In 2001, the North Carolina mental health care system underwent sweeping changes designed to decrease costs overall, but with the opposite actual effect; as of 2008-02-24 the cost had more than doubled, to $1.5 billion per year. The N&O theorizes that this is because standards are being applied with extreme unevenness: some people are receiving services they don't really need, while others who desperately need service are receiving nothing, or the wrong services. (The example they cite, however, may make sense in context; the article doesn't give enough details to tell for sure – but the pay rate of $61/hour was clearly much too high for the type of service.) Too much money went to "community support", it says, and not enough to critical services.
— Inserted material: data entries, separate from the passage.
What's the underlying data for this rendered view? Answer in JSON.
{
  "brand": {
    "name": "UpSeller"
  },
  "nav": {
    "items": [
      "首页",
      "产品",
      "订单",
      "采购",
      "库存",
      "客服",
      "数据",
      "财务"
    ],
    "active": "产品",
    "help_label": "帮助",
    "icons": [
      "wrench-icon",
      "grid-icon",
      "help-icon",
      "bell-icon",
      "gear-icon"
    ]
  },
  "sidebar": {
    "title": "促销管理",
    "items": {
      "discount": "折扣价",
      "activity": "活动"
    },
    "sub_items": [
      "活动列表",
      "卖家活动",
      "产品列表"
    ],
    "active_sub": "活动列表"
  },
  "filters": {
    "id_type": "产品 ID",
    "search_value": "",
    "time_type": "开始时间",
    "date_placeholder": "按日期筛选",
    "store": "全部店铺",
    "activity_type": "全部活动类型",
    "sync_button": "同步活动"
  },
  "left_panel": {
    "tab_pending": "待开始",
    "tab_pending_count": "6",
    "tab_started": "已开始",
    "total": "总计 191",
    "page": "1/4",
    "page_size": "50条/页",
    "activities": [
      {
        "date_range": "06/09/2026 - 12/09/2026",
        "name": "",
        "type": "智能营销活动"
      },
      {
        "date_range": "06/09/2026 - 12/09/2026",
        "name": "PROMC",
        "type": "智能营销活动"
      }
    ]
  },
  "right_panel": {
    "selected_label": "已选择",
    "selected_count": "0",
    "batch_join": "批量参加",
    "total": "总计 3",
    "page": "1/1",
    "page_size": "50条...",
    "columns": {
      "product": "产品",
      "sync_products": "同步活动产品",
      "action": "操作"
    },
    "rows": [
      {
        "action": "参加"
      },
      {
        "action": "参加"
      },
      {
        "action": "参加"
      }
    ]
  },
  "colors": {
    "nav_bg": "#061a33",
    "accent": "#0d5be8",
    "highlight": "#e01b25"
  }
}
The 2001 reform apparently planned to shift care responsibility away from centralized institutions and out to community facilities; unfortunately, the counties were told to unload their responsibilities before the funding for the local groups was approved by the federal government. Federal approval finally arrived in late December 2005, and the new services were launched 2006-03-20.

In February 2007, the Health and Human Services (DHHS) accountability team started an audit; in November, DHHS declared a moratorium on new services. On 2007-04-04, the "community support" rate was slashed to $40/hour and then raised back to $51 on 2007-04-26.

Many new service providers were formed to take advantage of the restructured funding; Dominion Health Services, a Raleigh-based company with about 1000 employees which went door to door looking for customers for the new "community support" services, was among those – and has now been asked to return $1.5 million (of a total of $59 million from companies which DHHS says broke the rules).

In 2008-9, the US (and global) economy went into a recession, making a further mess of the already-broken system. CAP-MR/DD funds were frozen in early 2009 (no slots were released all year), and many services were cut.